In Venezuela the hundreds of women marching from the outskirts of the capital towards downtown Caracas met a wall of riot police and soldiers with armored vehicles, reported dpa news.
The women, who oppose the government of Nicolas Maduro, called for an end to the shortages of basic products that has worsened in the oil rich country during recent months.
Jorge Rodriguez, the mayor of central and western Caracas said “fascism will not enter this city of peace.” President Maduro and his top officials call “fascist” any person or group that opposes his government’s policies. He also blames the United States for being behind the current and past protests.
The march was organized by the opposition Mesa de Unidad Democrática (MUD) in an effort to keep alive the wave of protests that have swept parts of the country during the last more than three weeks, noted dpa.
Opposition leader Henrique Capriles appeared at the march, blocked from its goal of reaching the Food Ministry, he said the display of the military against the march was evidence of the fear President Maduro has of peaceful protest.
Capriles held Maduro and his economic policies responsible for the shortages and the inflation that reached 56% over the last year.
“Instead of listening to Venezuelans, he sends officers and paramilitary groups to break up the protests. The biggest mistake a government can make is to underestimate what’s happening in the streets” said Capriles. He accused the government of “throwing more gasoline on the fire” noting that the protests “are not going to end with repression.”

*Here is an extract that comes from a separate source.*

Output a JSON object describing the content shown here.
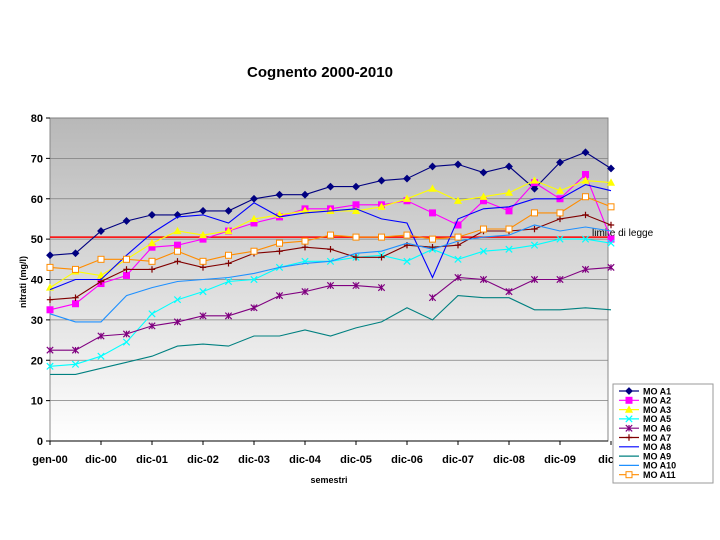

The traditional International Women’s Day march in Nicaragua concluded short of its final goal on Saturday blocked by the riot police of the government of Daniel Ortega.
A block away Ortega youth supporters were assembled by the governing FSLN party for what could have been a confrontation with the women’s parade that did not occur.
The women of all ages and from around the country had converged in a festive atmosphere on Managua to celebrate women’s advances and make demands on the government on still pending issues, noted the El Nuevo Diario daily.
“They didn’t let us exercise our right, and besides we had a permit,” said Mirna Blandon of the Feminist Movement of Nicaragua.
A top police officer, Fernando Borge, would only say “the police does what’s established in the law and every organization knows the conditions, reach and limits” of the permit they were given.
Blandon countered: “This was a joint effort of all the women, we came to joyfully celebrate our accomplishments and also make our demands,” but weren’t allowed to pass the police wall.
The positive laws approved in recent years that protect women, and that “wouldn’t have been possible without the sustained pressure from the feminist movement,” are the Law of Responsible Parents and the Integral Law that condemns Violence against Women, noted Blandon.
Among the pending issues the women demand policies that promote the sexual and reproductive rights of women and that are conducive to avoiding the violence that this year has already led to 18 murders of women.
“We are demanding a country without violence,” said Maria López.
Likewise, Juanita Jimenez of the Autonomous Women’s Movement (MAM) told El Nuevo Diario that the high unemployment among women has regrettably led to extremely high levels of emigration of women from their communities and the country because a lack of job options.
Another serious problem mentioned by Jimenez is regarding the rising level of teenage pregnancies “which means sexual abuse is part of everyday life and it means the forced pregnancy of girls as young as 10 years old.”
In Nicaragua, even such young victims are forced to give birth independent of the health risks involved. Any type of abortion is illegal and the girl and the doctor punshed by law if the pregnancy is interrupted. Such a policy dates back to 2006 and has been maintained by the Ortega government with close ties to the Catholic Church.